Economia

A Arquitectura Paralela do Endividamento em Moçambique: 64% da Dívida Interna é Decidida pelo Executivo Fora do Escrutínio Parlamentar

 

CIP Centro de integridade Publica -Dezembro 2, 2025 0

A Arquitectura Paralela do Endividamento em Moçambique: 64% da Dívida Interna é Decidida pelo Executivo Fora do Escrutínio Parlamentar

A dívida pública interna de Moçambique tem crescido de forma acelerada e cada vez mais fora do controlo parlamentar. Entre 2020 e 2025, apenas 36% da dívida interna foi aprovada pelo Parlamento (via Obrigações do Tesouro), enquanto 64% foi decidida exclusivamente pelo Executivo, através de Bilhetes do Tesouro e financiamento junto ao Banco de Moçambique e Bancos Comerciais. Este padrão criou uma arquitetura paralela de endividamento, marcada por opacidade, fragilidade institucional e riscos crescentes para a sustentabilidade fiscal e a confiança pública.

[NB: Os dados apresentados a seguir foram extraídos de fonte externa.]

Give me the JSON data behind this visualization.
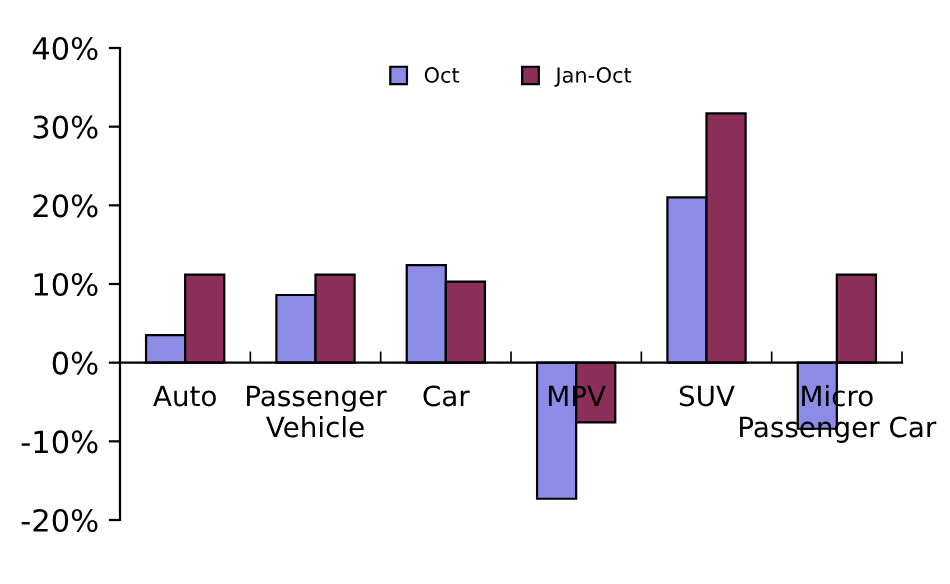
{
  "chart_data": {
    "type": "bar",
    "categories": [
      "Auto",
      "Passenger\nVehicle",
      "Car",
      "MPV",
      "SUV",
      "Micro\nPassenger Car"
    ],
    "series": [
      {
        "name": "Oct",
        "color": "#8c8ce6",
        "values": [
          3.5,
          8.6,
          12.4,
          -17.3,
          21.0,
          -8.4
        ]
      },
      {
        "name": "Jan-Oct",
        "color": "#8b2f5a",
        "values": [
          11.2,
          11.2,
          10.3,
          -7.6,
          31.7,
          11.2
        ]
      }
    ],
    "ylim": [
      -20,
      40
    ],
    "yticks": [
      {
        "value": -20,
        "label": "-20%"
      },
      {
        "value": -10,
        "label": "-10%"
      },
      {
        "value": 0,
        "label": "0%"
      },
      {
        "value": 10,
        "label": "10%"
      },
      {
        "value": 20,
        "label": "20%"
      },
      {
        "value": 30,
        "label": "30%"
      },
      {
        "value": 40,
        "label": "40%"
      }
    ],
    "grid": false,
    "legend": "top"
  }
}
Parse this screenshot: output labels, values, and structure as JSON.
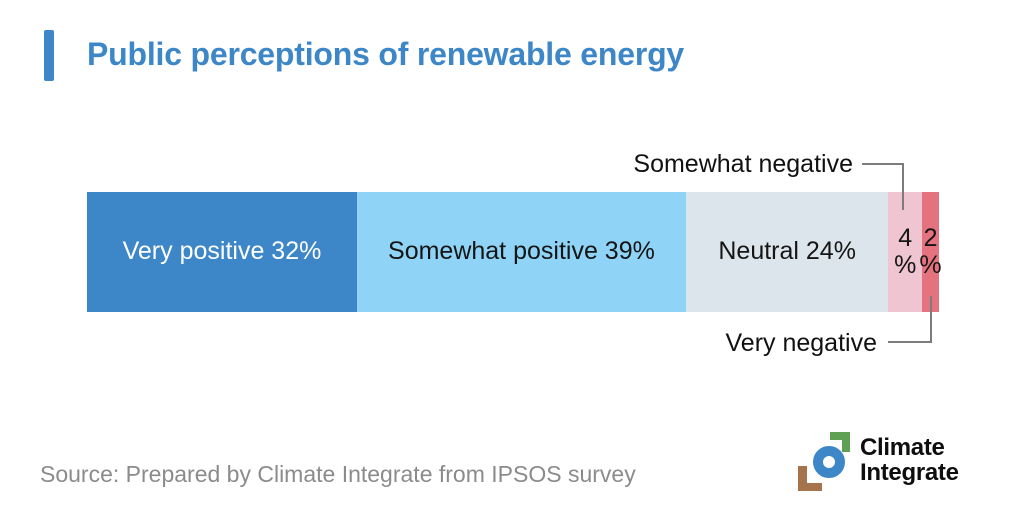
{
  "header": {
    "title": "Public perceptions of renewable energy",
    "accent_color": "#3d87c8"
  },
  "chart_data": {
    "type": "bar",
    "subtype": "horizontal_stacked_percentage",
    "title": "Public perceptions of renewable energy",
    "unit": "%",
    "categories": [
      "Very positive",
      "Somewhat positive",
      "Neutral",
      "Somewhat negative",
      "Very negative"
    ],
    "values": [
      32,
      39,
      24,
      4,
      2
    ],
    "xlim": [
      0,
      100
    ],
    "axis": "none",
    "legend_position": "none",
    "segments": [
      {
        "name": "Very positive",
        "value": 32,
        "label": "Very positive 32%",
        "color": "#3d87c8",
        "text_color": "#ffffff"
      },
      {
        "name": "Somewhat positive",
        "value": 39,
        "label": "Somewhat positive 39%",
        "color": "#8fd4f7",
        "text_color": "#151515"
      },
      {
        "name": "Neutral",
        "value": 24,
        "label": "Neutral 24%",
        "color": "#dce5eb",
        "text_color": "#151515"
      },
      {
        "name": "Somewhat negative",
        "value": 4,
        "label": "4 %",
        "color": "#eec5d1",
        "text_color": "#151515"
      },
      {
        "name": "Very negative",
        "value": 2,
        "label": "2 %",
        "color": "#e4737f",
        "text_color": "#151515"
      }
    ],
    "callouts": [
      {
        "target": "Somewhat negative",
        "label": "Somewhat negative",
        "position": "above"
      },
      {
        "target": "Very negative",
        "label": "Very negative",
        "position": "below"
      }
    ],
    "callout_line_color": "#7c7c7c"
  },
  "footer": {
    "source": "Source: Prepared by Climate Integrate from IPSOS survey",
    "source_color": "#8b8b8b"
  },
  "logo": {
    "name": "Climate Integrate",
    "line1": "Climate",
    "line2": "Integrate",
    "colors": {
      "ring": "#3d87c8",
      "corner_green": "#5fa054",
      "corner_brown": "#a5734c",
      "text": "#0e0e0e"
    }
  }
}
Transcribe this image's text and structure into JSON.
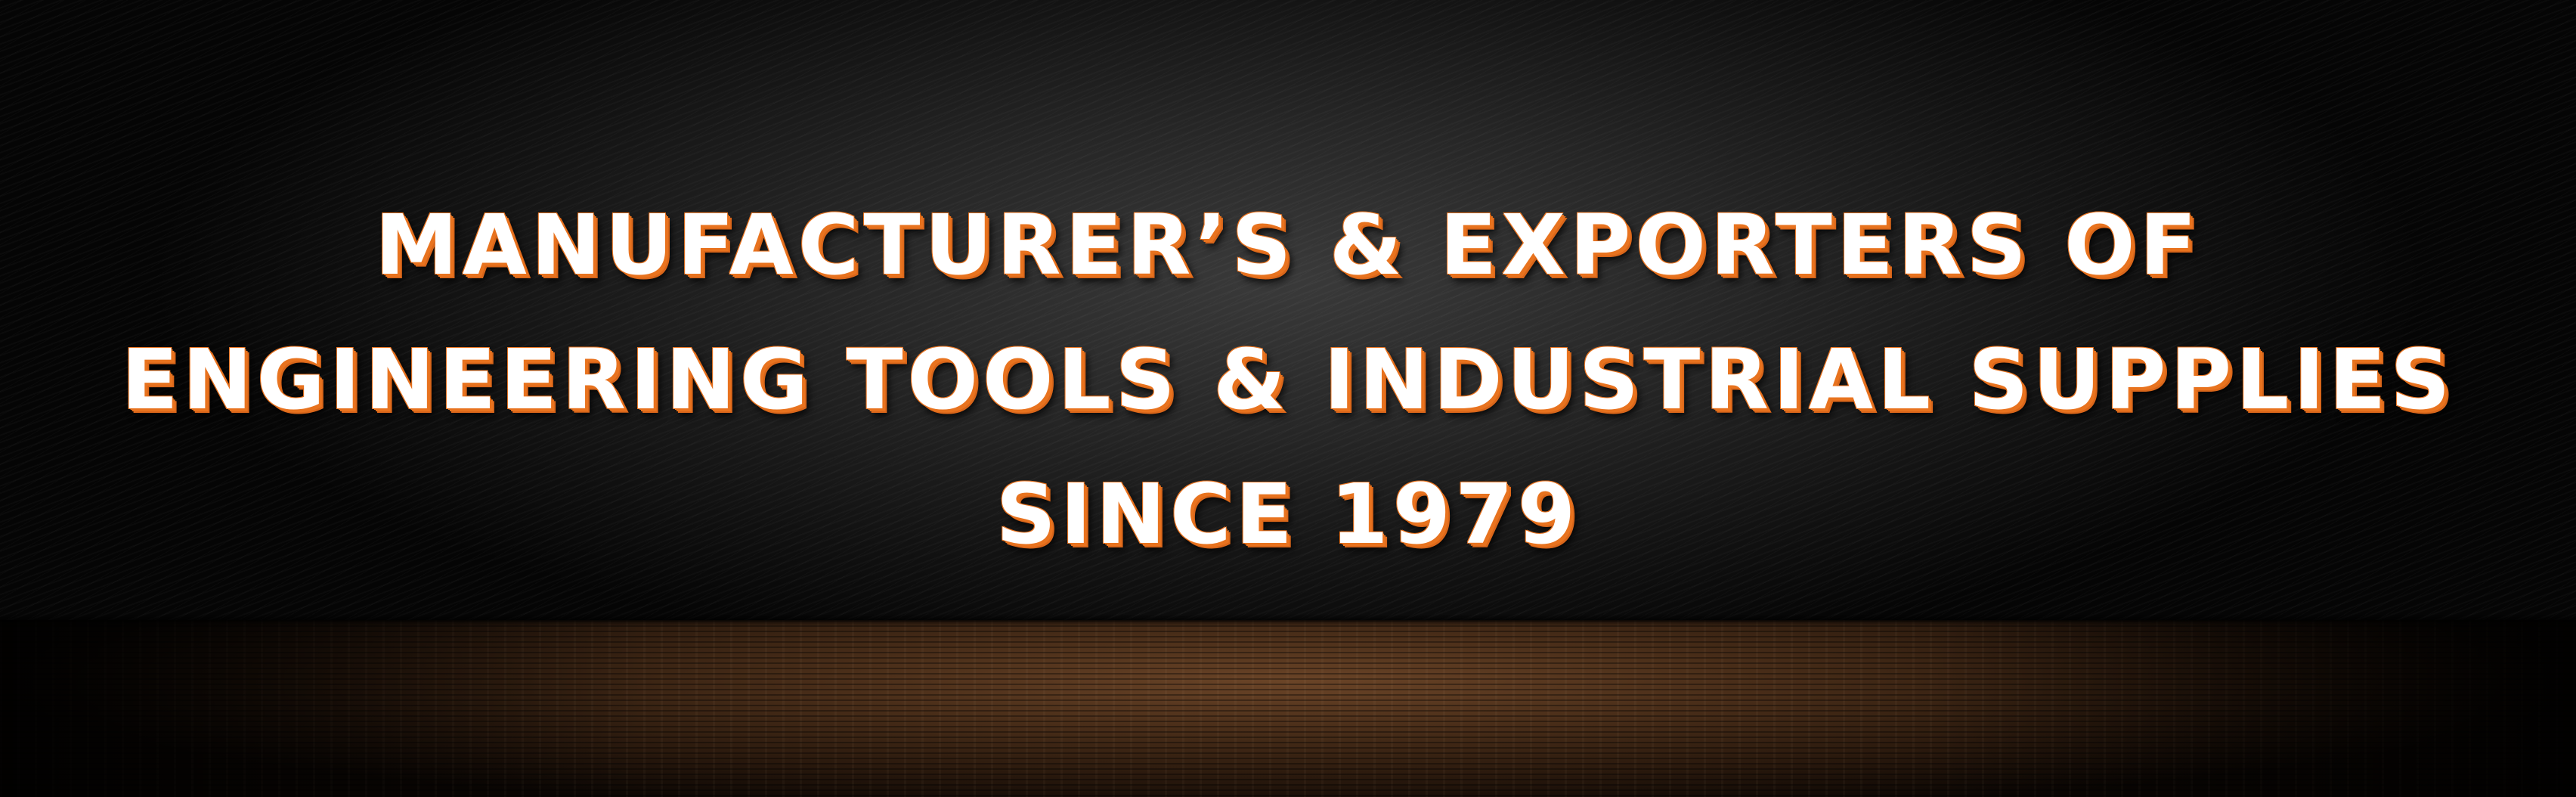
{
  "banner": {
    "lines": [
      "MANUFACTURER’S & EXPORTERS OF",
      "ENGINEERING TOOLS & INDUSTRIAL SUPPLIES",
      "SINCE 1979"
    ]
  },
  "colors": {
    "text": "#ffffff",
    "outline": "#e8731f",
    "wall": "#262626",
    "floor": "#4a2e19"
  }
}
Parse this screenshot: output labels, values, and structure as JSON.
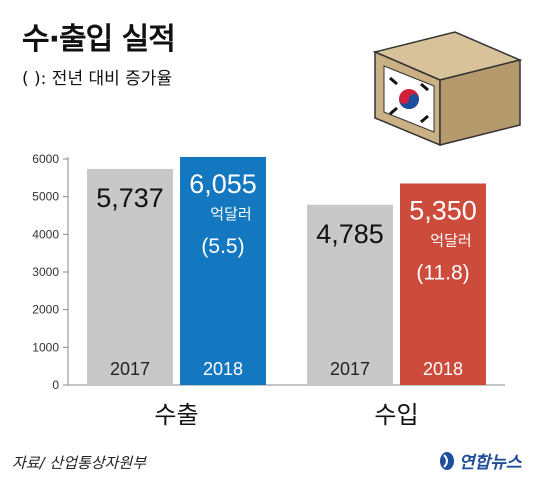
{
  "title": "수·출입 실적",
  "subtitle": "( ): 전년 대비 증가율",
  "source": "자료/ 산업통상자원부",
  "logo_text": "연합뉴스",
  "colors": {
    "bar_2017": "#c8c8c8",
    "export_2018": "#1478c0",
    "import_2018": "#cc4b3a",
    "axis": "#888888"
  },
  "chart_data": {
    "type": "bar",
    "title": "수·출입 실적",
    "groups": [
      "수출",
      "수입"
    ],
    "series": [
      {
        "name": "2017",
        "values": [
          5737,
          4785
        ]
      },
      {
        "name": "2018",
        "values": [
          6055,
          5350
        ]
      }
    ],
    "value_labels": {
      "2017": [
        "5,737",
        "4,785"
      ],
      "2018": [
        "6,055",
        "5,350"
      ]
    },
    "unit": "억달러",
    "growth_labels": [
      "(5.5)",
      "(11.8)"
    ],
    "ylim": [
      0,
      6000
    ],
    "yticks": [
      0,
      1000,
      2000,
      3000,
      4000,
      5000,
      6000
    ],
    "grid": false
  }
}
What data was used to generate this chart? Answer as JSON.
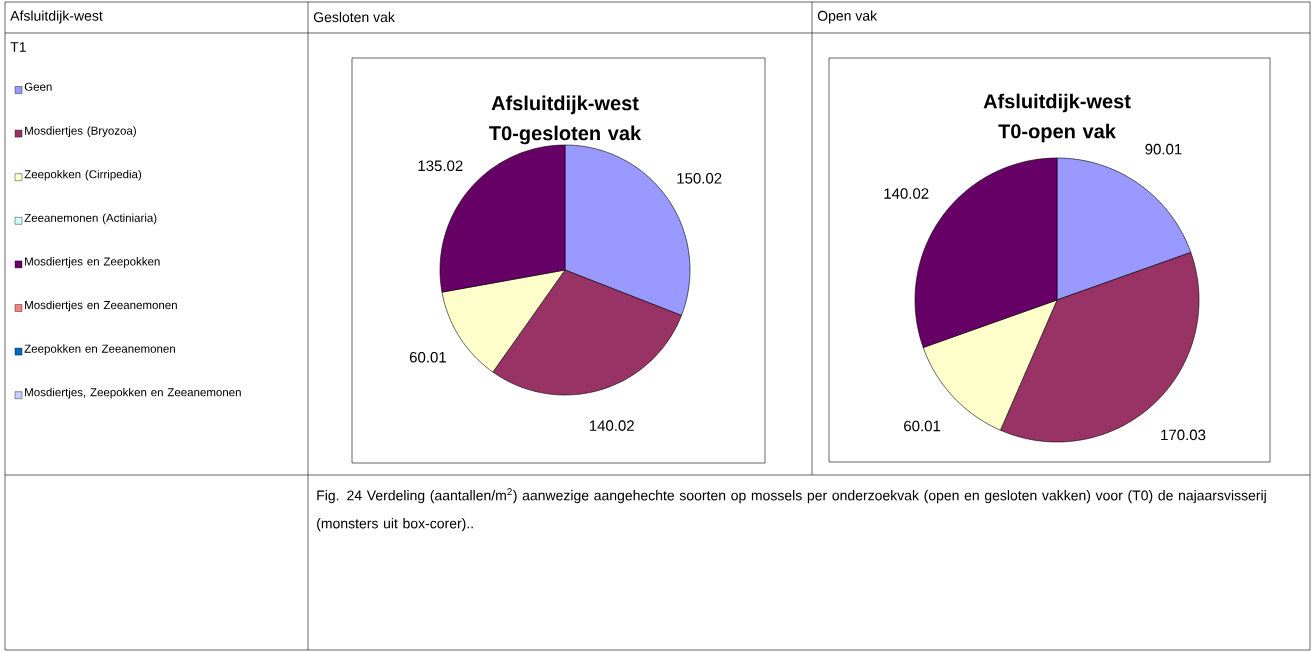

Este estudo pretende, por isso, iluminar a zona cinzenta onde uma parte substancial da dívida pública cresce sem controlo parlamentar, quais os riscos que o País enfrenta e por que razão esta trajectória ameaça a estabilidade macroeconómica, fragiliza a transparência e aumenta os riscos para a sustentabilidade das contas do Estado.